Coffee and CD? Not in Starbucks, please. Photograph: Sarah Lee
These are, as we keep hearing, tough times for old-school record companies. But, falling profits and underperforming superstars notwithstanding, cappuccino peddlers Starbucks have chosen this month to launch their own label. Unlike a previous arrangement that let the chain sell other labels' CDs in its shops, Starbucks plan to start signing their own artists, in direct competition with other companies. And, according to American press reports, the potential first signing is Paul McCartney.
That may be easier said than done, given that both Parlophone Records and McCartney's own publicists said today that they believe he's still signed to Parlophone, his UK label since 1962. But even if he were free, would an old 60s idealist like Macca really plight his troth to a company that's a byword for multi-national expansionism? Furthermore, the man is still a working musician who refused a Lifetime Achievement Brit Award because he considered it a prize for old fogeys. Is he likely to want his next record to be sold by the home of squashy leather sofas and cosy predictability?
But if McCartney won't sign, other major names will. After all, Starbucks can already claim to be a successful record retailer - sales of albums such as Ray Charles' Genius Loves Company, released by soul/jazz house Concord Records but only sold at Starbucks, have proved that people aren't averse to buying CDs in coffee shops. And there you go - we'll soon be graced by a label that views music as an adjunct to hot-beverage-drinking.

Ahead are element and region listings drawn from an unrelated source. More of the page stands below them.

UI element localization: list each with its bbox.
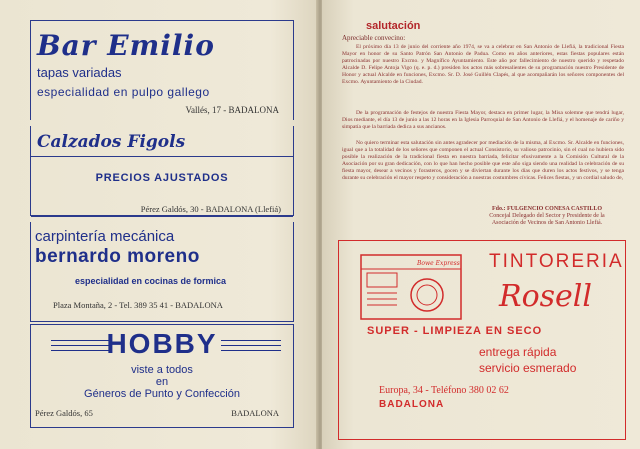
ad-calzados-subtitle: PRECIOS AJUSTADOS	[95, 172, 229, 184]
ad-hobby-line3: Géneros de Punto y Confección	[84, 388, 240, 400]
tintoreria-brand: Rosell	[499, 279, 592, 314]
tintoreria-title: TINTORERIA	[489, 251, 624, 272]
salutation-paragraph: De la programación de festejos de nuestra Fiesta Mayor, destaca en primer lugar, la Misa solemne que tendrá lugar, Dios mediante, el día 13 de junio a las 12 horas en la Iglesia Parroquial de San Antonio de Llefiá, y el homenaje de cariño y simpatía que la barriada dedica a sus ancianos.	[342, 110, 624, 130]
salutation-title: salutación	[366, 20, 421, 32]
ad-carpinteria-line1: carpintería mecánica	[35, 228, 175, 245]
salutation-greeting: Apreciable convecino:	[342, 34, 406, 42]
ad-carpinteria-divider	[31, 216, 293, 217]
washing-machine-icon	[357, 249, 469, 325]
signature-line2: Asociación de Vecinos de San Antonio Llefiá.	[491, 220, 603, 226]
ad-calzados-address: Pérez Galdós, 30 - BADALONA (Llefiá)	[140, 204, 281, 214]
ad-carpinteria-address: Plaza Montaña, 2 - Tel. 389 35 41 - BADALONA	[53, 300, 223, 310]
ad-bar-emilio-line1: tapas variadas	[37, 65, 122, 80]
right-page	[322, 0, 640, 449]
ad-calzados	[30, 126, 294, 216]
ad-tintoreria	[338, 240, 626, 440]
machine-label: Bowe Express	[417, 260, 460, 267]
ad-hobby-address: Pérez Galdós, 65	[35, 408, 93, 418]
ad-carpinteria-name: bernardo moreno	[35, 246, 200, 267]
ad-bar-emilio-address: Vallés, 17 - BADALONA	[185, 105, 279, 115]
ad-hobby-name: HOBBY	[106, 328, 218, 359]
tintoreria-slogan: SUPER - LIMPIEZA EN SECO	[367, 325, 543, 337]
ad-hobby	[30, 324, 294, 428]
tintoreria-line2: servicio esmerado	[479, 361, 577, 375]
signature-name: Fdo.: FULGENCIO CONESA CASTILLO	[491, 206, 603, 212]
ad-calzados-divider	[31, 156, 293, 157]
salutation-paragraph: No quiero terminar esta salutación sin antes agradecer por mediación de la misma, al Excmo. Sr. Alcalde en funciones, igual que a la totalidad de los señores que componen el actual Consistorio, su valioso patrocinio, sin el cual no hubiera sido posible la realización de la tradicional fiesta en nuestra barriada, felicitar efusivamente a la Comisión Cultural de la Asociación por su gran dedicación, con lo que han hecho posible que este año siga siendo una realidad la celebración de su fiesta mayor, desear a vecinos y forasteros, gocen y se diviertan durante los días que duren los actos festivos, y se tenga durante su celebración el mayor respeto y consideración a nuestras costumbres cívicas. Felices fiestas, y un cordial saludo de,	[342, 140, 624, 181]
signature-line1: Concejal Delegado del Sector y Presidente de la	[489, 213, 605, 219]
ad-carpinteria	[30, 222, 294, 322]
ad-hobby-city: BADALONA	[231, 408, 279, 418]
tintoreria-city: BADALONA	[379, 399, 445, 410]
ad-bar-emilio-name: Bar Emilio	[37, 29, 215, 62]
tintoreria-address: Europa, 34 - Teléfono 380 02 62	[379, 385, 509, 396]
signature-block	[472, 206, 622, 227]
ad-calzados-name: Calzados Figols	[37, 132, 186, 152]
ad-bar-emilio-line2: especialidad en pulpo gallego	[37, 85, 210, 99]
ad-bar-emilio	[30, 20, 294, 120]
ad-carpinteria-subtitle: especialidad en cocinas de formica	[75, 276, 227, 286]
ad-hobby-line1: viste a todos	[131, 364, 193, 376]
ad-hobby-divider	[31, 324, 293, 325]
ad-hobby-line2: en	[155, 376, 169, 388]
left-page	[0, 0, 318, 449]
tintoreria-line1: entrega rápida	[479, 345, 557, 359]
salutation-paragraph: El próximo día 13 de junio del corriente año 1974, se va a celebrar en San Antonio de Llefiá, la tradicional Fiesta Mayor en honor de su Santo Patrón San Antonio de Padua. Como en años anteriores, estas fiestas populares están patrocinadas por nuestro Excmo. y Magnífico Ayuntamiento. Este año por fallecimiento de nuestro querido y respetado Alcalde D. Felipe Antoja Vigo (q. e. p. d.) presiden los actos más sobresalientes de su programación nuestro Presidente de Honor y actual Alcalde en funciones, Excmo. Sr. D. José Guillén Clapés, al que acompañarán los señores componentes del Excmo. Ayuntamiento de la Ciudad.	[342, 44, 624, 85]
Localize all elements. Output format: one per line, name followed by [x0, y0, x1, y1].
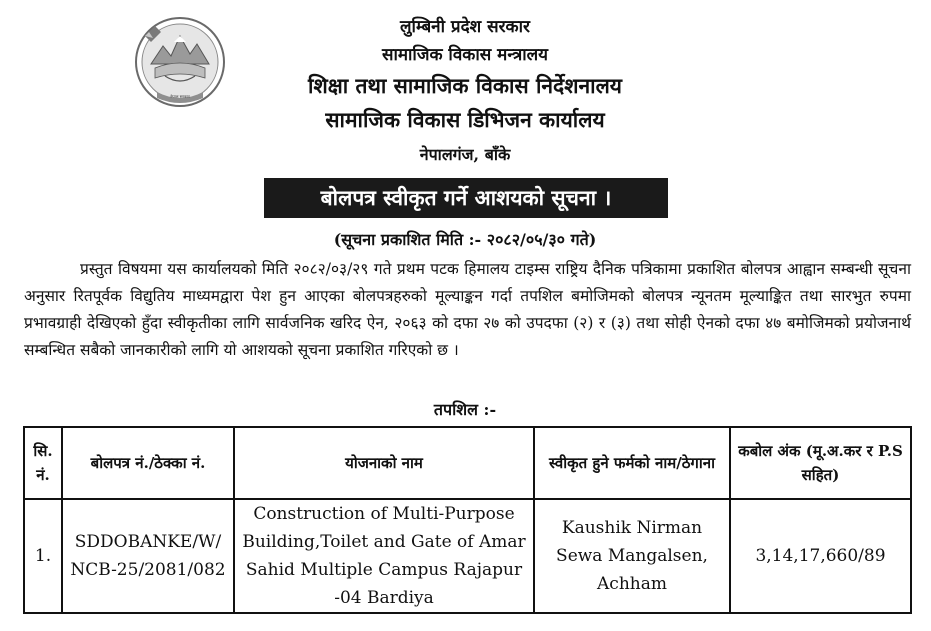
nepal-government-emblem-icon — [133, 12, 227, 108]
table-row — [24, 499, 911, 613]
notice-title-banner: बोलपत्र स्वीकृत गर्ने आशयको सूचना । — [264, 178, 668, 218]
ministry-name: सामाजिक विकास मन्त्रालय — [381, 45, 549, 65]
bid-award-table — [23, 426, 912, 614]
office-location: नेपालगंज, बाँके — [419, 145, 511, 164]
header-firm: स्वीकृत हुने फर्मको नाम/ठेगाना — [534, 427, 730, 499]
header-bid-no: बोलपत्र नं./ठेक्का नं. — [62, 427, 234, 499]
header-project: योजनाको नाम — [234, 427, 534, 499]
cell-project: Construction of Multi-Purpose Building,Toilet and Gate of Amar Sahid Multiple Campus Rajapur -04 Bardiya — [234, 499, 534, 613]
cell-bid-no: SDDOBANKE/W/ NCB-25/2081/082 — [62, 499, 234, 613]
publication-date: (सूचना प्रकाशित मिति :- २०८२/०५/३० गते) — [333, 230, 597, 249]
header-amount: कबोल अंक (मू.अ.कर र P.S सहित) — [730, 427, 911, 499]
office-name: सामाजिक विकास डिभिजन कार्यालय — [325, 107, 605, 132]
cell-firm: Kaushik Nirman Sewa Mangalsen, Achham — [534, 499, 730, 613]
cell-amount: 3,14,17,660/89 — [730, 499, 911, 613]
cell-sn: 1. — [24, 499, 62, 613]
government-name: लुम्बिनी प्रदेश सरकार — [400, 17, 530, 37]
header-sn: सि. नं. — [24, 427, 62, 499]
directorate-name: शिक्षा तथा सामाजिक विकास निर्देशनालय — [308, 73, 622, 98]
emblem-caption: नेपाल सरकार — [170, 94, 190, 99]
table-header-row — [24, 427, 911, 499]
notice-body: प्रस्तुत विषयमा यस कार्यालयको मिति २०८२/०३/२९ गते प्रथम पटक हिमालय टाइम्स राष्ट्रिय दैनिक पत्रिकामा प्रकाशित बोलपत्र आह्वान सम्बन्धी सूचना अनुसार रितपूर्वक विद्युतिय माध्यमद्वारा पेश हुन आएका बोलपत्रहरुको मूल्याङ्कन गर्दा तपशिल बमोजिमको बोलपत्र न्यूनतम मूल्याङ्कित तथा सारभुत रुपमा प्रभावग्राही देखिएको हुँदा स्वीकृतीका लागि सार्वजनिक खरिद ऐन, २०६३ को दफा २७ को उपदफा (२) र (३) तथा सोही ऐनको दफा ४७ बमोजिमको प्रयोजनार्थ सम्बन्धित सबैको जानकारीको लागि यो आशयको सूचना प्रकाशित गरिएको छ । — [24, 260, 911, 359]
details-heading: तपशिल :- — [433, 400, 497, 419]
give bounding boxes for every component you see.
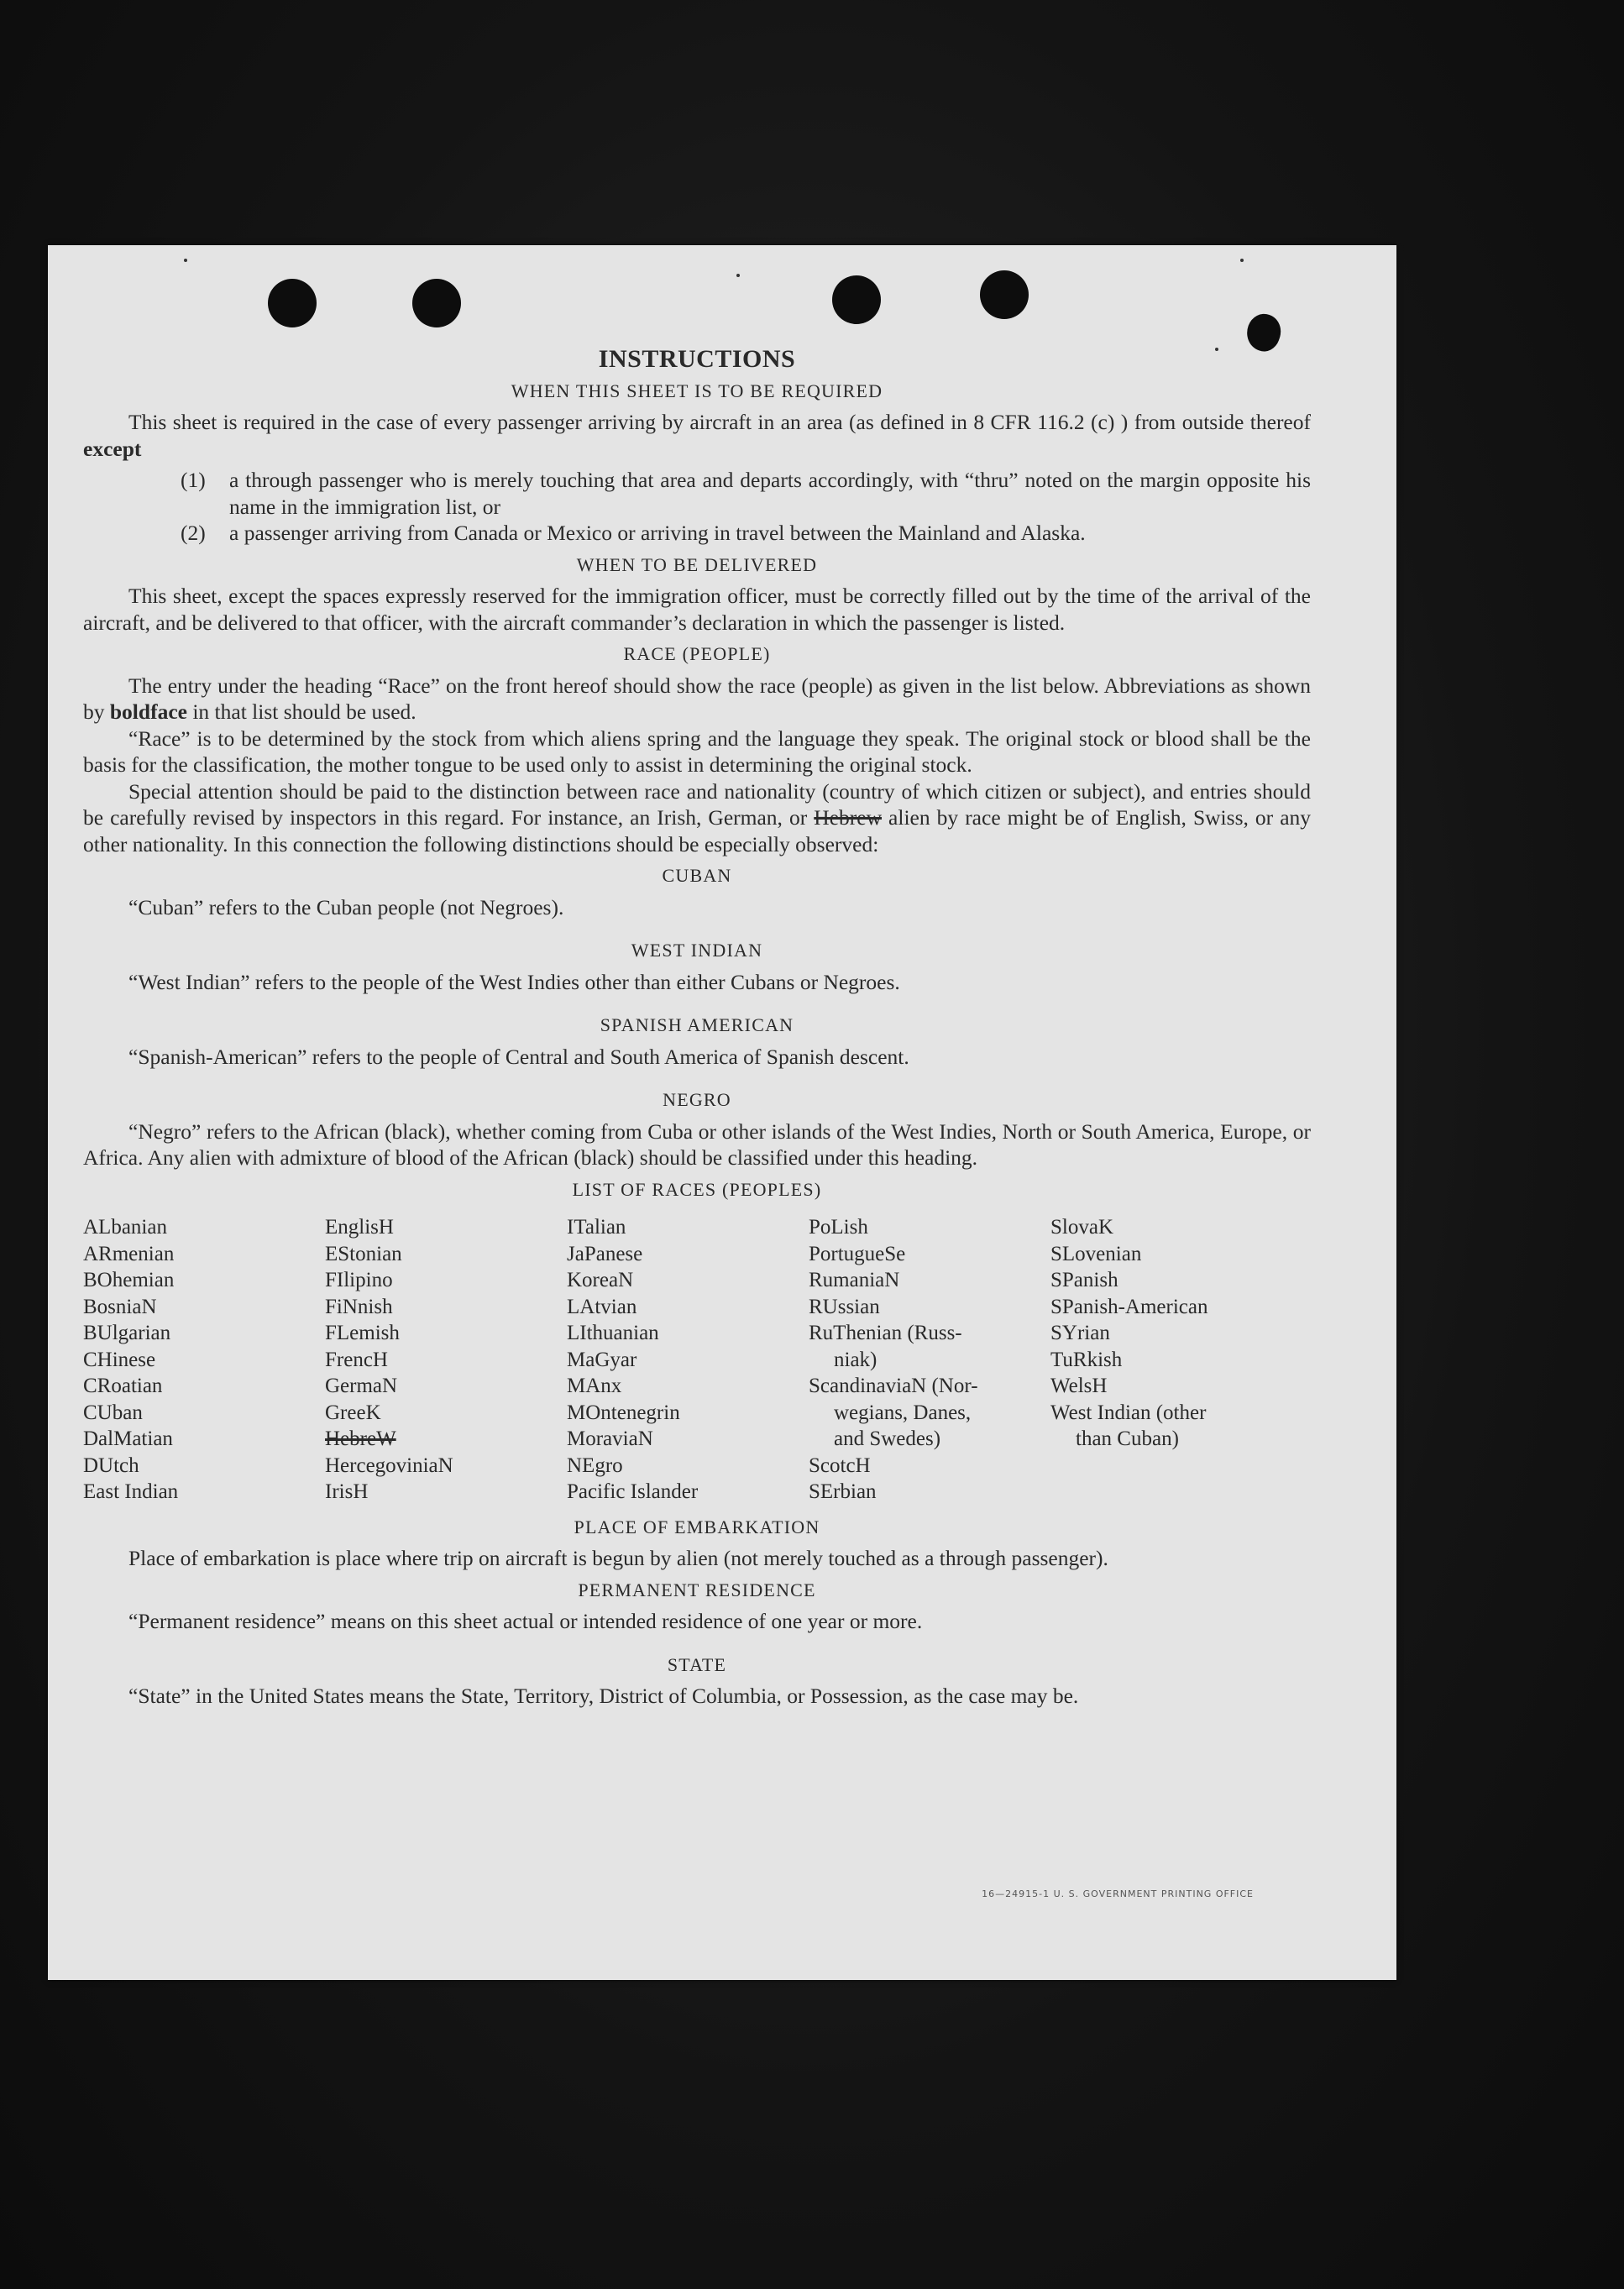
race-entry: SlovaK	[1050, 1216, 1113, 1239]
instruction-sheet	[48, 245, 1396, 1980]
race-entry-continued: niak)	[834, 1348, 877, 1371]
race-entry: FLemish	[325, 1322, 400, 1344]
list-item: (1) a through passenger who is merely touching that area and departs accordingly, with “thru” noted on the margin opposite his name in the immigration list, or	[181, 468, 1311, 519]
race-entry: East Indian	[83, 1480, 179, 1503]
section-heading-residence: PERMANENT RESIDENCE	[578, 1579, 816, 1600]
delivered-text: This sheet, except the spaces expressly reserved for the immigration officer, must be correctly filled out by the time of the arrival of the aircraft, and be delivered to that officer, with the aircraft commander’s declaration in which the passenger is listed.	[83, 584, 1311, 635]
punch-hole	[980, 270, 1029, 319]
race-entry: MOntenegrin	[567, 1401, 680, 1424]
race-entry: HercegoviniaN	[325, 1454, 453, 1477]
list-item: (2) a passenger arriving from Canada or Mexico or arriving in travel between the Mainland and Alaska.	[181, 521, 1086, 545]
race-entry: IrisH	[325, 1480, 369, 1503]
race-entry: FIlipino	[325, 1269, 393, 1291]
races-column	[83, 1214, 325, 1506]
race-entry: WelsH	[1050, 1375, 1108, 1397]
race-paragraph-1: The entry under the heading “Race” on the front hereof should show the race (people) as given in the list below. Abbreviations as shown by boldface in that list should be used.	[83, 673, 1311, 724]
races-list	[83, 1214, 1311, 1506]
race-entry: SPanish-American	[1050, 1295, 1208, 1318]
race-entry: SPanish	[1050, 1269, 1118, 1291]
race-paragraph-3: Special attention should be paid to the distinction between race and nationality (country of which citizen or subject), and entries should be carefully revised by inspectors in this regard. For instance, an Irish, German, or Hebrew alien by race might be of English, Swiss, or any other nationality. In this connection the following distinctions should be especially observed:	[83, 778, 1312, 856]
race-entry-continued: than Cuban)	[1076, 1427, 1179, 1450]
races-column	[809, 1214, 1050, 1506]
race-entry: MoraviaN	[567, 1427, 653, 1450]
race-entry: ARmenian	[83, 1242, 175, 1265]
race-entry: JaPanese	[567, 1242, 643, 1265]
west-indian-text: “West Indian” refers to the people of the West Indies other than either Cubans or Negroes.	[128, 969, 900, 994]
section-heading-required: WHEN THIS SHEET IS TO BE REQUIRED	[511, 380, 883, 401]
race-entry: GreeK	[325, 1401, 381, 1424]
race-entry: BOhemian	[83, 1269, 175, 1291]
races-column	[1050, 1214, 1311, 1506]
section-heading-west-indian: WEST INDIAN	[631, 940, 763, 961]
race-entry: EnglisH	[325, 1216, 394, 1239]
required-intro: This sheet is required in the case of every passenger arriving by aircraft in an area (as defined in 8 CFR 116.2 (c) ) from outside thereof except	[83, 410, 1311, 461]
document-body	[83, 346, 1311, 1715]
race-entry: EStonian	[325, 1242, 402, 1265]
race-entry: FrencH	[325, 1348, 388, 1371]
race-entry: PortugueSe	[809, 1242, 906, 1265]
punch-hole	[832, 275, 881, 324]
section-heading-negro: NEGRO	[663, 1089, 731, 1110]
race-entry: FiNnish	[325, 1295, 393, 1318]
race-entry: TuRkish	[1050, 1348, 1123, 1371]
race-entry: KoreaN	[567, 1269, 634, 1291]
race-entry: PoLish	[809, 1216, 868, 1239]
race-entry: West Indian (other	[1050, 1401, 1207, 1424]
section-heading-race: RACE (PEOPLE)	[623, 643, 771, 664]
except-bold: except	[83, 436, 142, 461]
dust-speck	[736, 274, 740, 277]
races-column	[567, 1214, 809, 1506]
race-entry: BUlgarian	[83, 1322, 171, 1344]
section-heading-embarkation: PLACE OF EMBARKATION	[574, 1516, 820, 1537]
race-entry: SYrian	[1050, 1322, 1110, 1344]
cuban-text: “Cuban” refers to the Cuban people (not Negroes).	[128, 894, 564, 919]
struck-word: Hebrew	[814, 805, 882, 830]
race-entry: LAtvian	[567, 1295, 637, 1318]
race-entry: SLovenian	[1050, 1242, 1142, 1265]
dust-speck	[184, 259, 187, 262]
punch-hole	[268, 279, 317, 327]
race-entry-struck: HebreW	[325, 1427, 396, 1450]
section-heading-delivered: WHEN TO BE DELIVERED	[576, 553, 818, 575]
negro-text: “Negro” refers to the African (black), whether coming from Cuba or other islands of the West Indies, North or South America, Europe, or Africa. Any alien with admixture of blood of the African (black) should be classified under this heading.	[83, 1118, 1311, 1170]
race-entry: MaGyar	[567, 1348, 637, 1371]
race-entry: BosniaN	[83, 1295, 157, 1318]
race-entry: ITalian	[567, 1216, 626, 1239]
section-heading-cuban: CUBAN	[662, 865, 732, 886]
spanish-american-text: “Spanish-American” refers to the people of Central and South America of Spanish descent.	[128, 1044, 909, 1069]
race-entry: RUssian	[809, 1295, 880, 1318]
race-entry: NEgro	[567, 1454, 623, 1477]
race-entry: DUtch	[83, 1454, 139, 1477]
race-paragraph-2: “Race” is to be determined by the stock from which aliens spring and the language they speak. The original stock or blood shall be the basis for the classification, the mother tongue to be used only to assist in determining the original stock.	[83, 725, 1311, 777]
race-entry: CHinese	[83, 1348, 156, 1371]
document-title: INSTRUCTIONS	[598, 345, 796, 373]
race-entry: ScotcH	[809, 1454, 871, 1477]
race-entry: DalMatian	[83, 1427, 173, 1450]
race-entry: Pacific Islander	[567, 1480, 699, 1503]
state-text: “State” in the United States means the State, Territory, District of Columbia, or Possession, as the case may be.	[128, 1684, 1079, 1708]
race-entry: LIthuanian	[567, 1322, 659, 1344]
race-entry: SErbian	[809, 1480, 877, 1503]
races-column	[325, 1214, 567, 1506]
punch-hole	[412, 279, 461, 327]
race-entry: GermaN	[325, 1375, 398, 1397]
section-heading-state: STATE	[667, 1653, 727, 1675]
race-entry: RumaniaN	[809, 1269, 900, 1291]
race-entry-continued: and Swedes)	[834, 1427, 941, 1450]
race-entry: CRoatian	[83, 1375, 163, 1397]
print-code: 16—24915-1 U. S. GOVERNMENT PRINTING OFFICE	[982, 1888, 1254, 1899]
dust-speck	[1240, 259, 1244, 262]
embarkation-text: Place of embarkation is place where trip on aircraft is begun by alien (not merely touched as a through passenger).	[128, 1546, 1108, 1570]
race-entry: ScandinaviaN (Nor-	[809, 1375, 978, 1397]
section-heading-spanish-american: SPANISH AMERICAN	[600, 1014, 794, 1035]
race-entry: CUban	[83, 1401, 143, 1424]
race-entry: RuThenian (Russ-	[809, 1322, 962, 1344]
section-heading-races-list: LIST OF RACES (PEOPLES)	[572, 1178, 822, 1200]
residence-text: “Permanent residence” means on this sheet actual or intended residence of one year or more.	[128, 1609, 923, 1633]
race-entry: ALbanian	[83, 1216, 167, 1239]
race-entry-continued: wegians, Danes,	[834, 1401, 972, 1424]
race-entry: MAnx	[567, 1375, 622, 1397]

Saying all that, I'm not virulently anti-Starbucks, and I daresay there aren't many Guardian readers who don't occasionally succumb - grudgingly or not - to the call of a Frappuccino or a Marshmallow Twizzle (an outrageously priced blob designed to be soaked in coffee). But to have them branch out into making records, which would theoretically make them a force in the music industry, is just wrong.